Man, some of the classes were CLOSE!


----------



## MacLeod (Aug 16, 2009)

54 competitors in MECA SQ!!!! Thats the most turnout for finals since Ive been competing if Im not mistaken. That is awesome!


----------



## jsketoe (Aug 8, 2008)

yeah IASCA had a big turnout as well...like 70 something


----------



## papasin (Jan 24, 2011)

Mic10is said:


> Master
> Place	Competitor	State	Team	Score
> 1	Ray Rayfield	MS	Linear Power	84.3
> 2	Mark Eldridge	OK	MSE/JL Audio	83.0
> 3	Brian Mitchell	CA	Arc Audio	79.0


Looks like there was a typo when it was first posted and now it's been corrected.

Master
Place	Competitor	State	Team	Score
1	Mark Eldridge	OK	MSE/JL Audio	83.0
2	Brian Mitchell	CA	Arc Audio	79.0
3	Ray Rayfield	MS	Linear Power	76.5


----------



## MacLeod (Aug 16, 2009)

I was about to say.
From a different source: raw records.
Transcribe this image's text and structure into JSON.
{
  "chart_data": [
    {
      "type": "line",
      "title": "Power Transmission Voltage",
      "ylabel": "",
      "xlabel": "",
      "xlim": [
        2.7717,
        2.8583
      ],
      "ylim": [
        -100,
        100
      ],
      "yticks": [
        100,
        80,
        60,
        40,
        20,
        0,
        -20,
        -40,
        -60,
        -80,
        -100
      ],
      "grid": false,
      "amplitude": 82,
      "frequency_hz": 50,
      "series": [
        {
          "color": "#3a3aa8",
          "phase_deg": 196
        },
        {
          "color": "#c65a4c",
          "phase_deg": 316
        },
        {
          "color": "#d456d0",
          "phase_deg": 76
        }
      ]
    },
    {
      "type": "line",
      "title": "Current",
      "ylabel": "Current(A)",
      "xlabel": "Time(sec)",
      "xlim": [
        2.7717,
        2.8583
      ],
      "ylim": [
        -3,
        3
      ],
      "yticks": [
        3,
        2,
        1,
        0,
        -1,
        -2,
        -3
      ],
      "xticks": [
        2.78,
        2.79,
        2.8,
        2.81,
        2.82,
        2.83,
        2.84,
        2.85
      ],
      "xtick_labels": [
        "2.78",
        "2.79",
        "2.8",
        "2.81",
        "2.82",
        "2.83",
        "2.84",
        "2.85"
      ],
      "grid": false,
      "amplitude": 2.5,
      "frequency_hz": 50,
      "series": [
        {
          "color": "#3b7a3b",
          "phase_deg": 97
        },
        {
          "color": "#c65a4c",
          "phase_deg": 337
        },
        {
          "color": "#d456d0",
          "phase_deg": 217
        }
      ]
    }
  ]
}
I wouldve thought it would be bigger news if Eldridge ever got beat. LOL


----------



## splaudiohz (Apr 1, 2011)

MacLeod said:


> I was about to say. I wouldve thought it would be bigger news if Eldridge ever got beat. LOL


Eldridge vs. Scott Buwalda - SQ scoring only no install points.... 5 judges 

that would be a fun one...


----------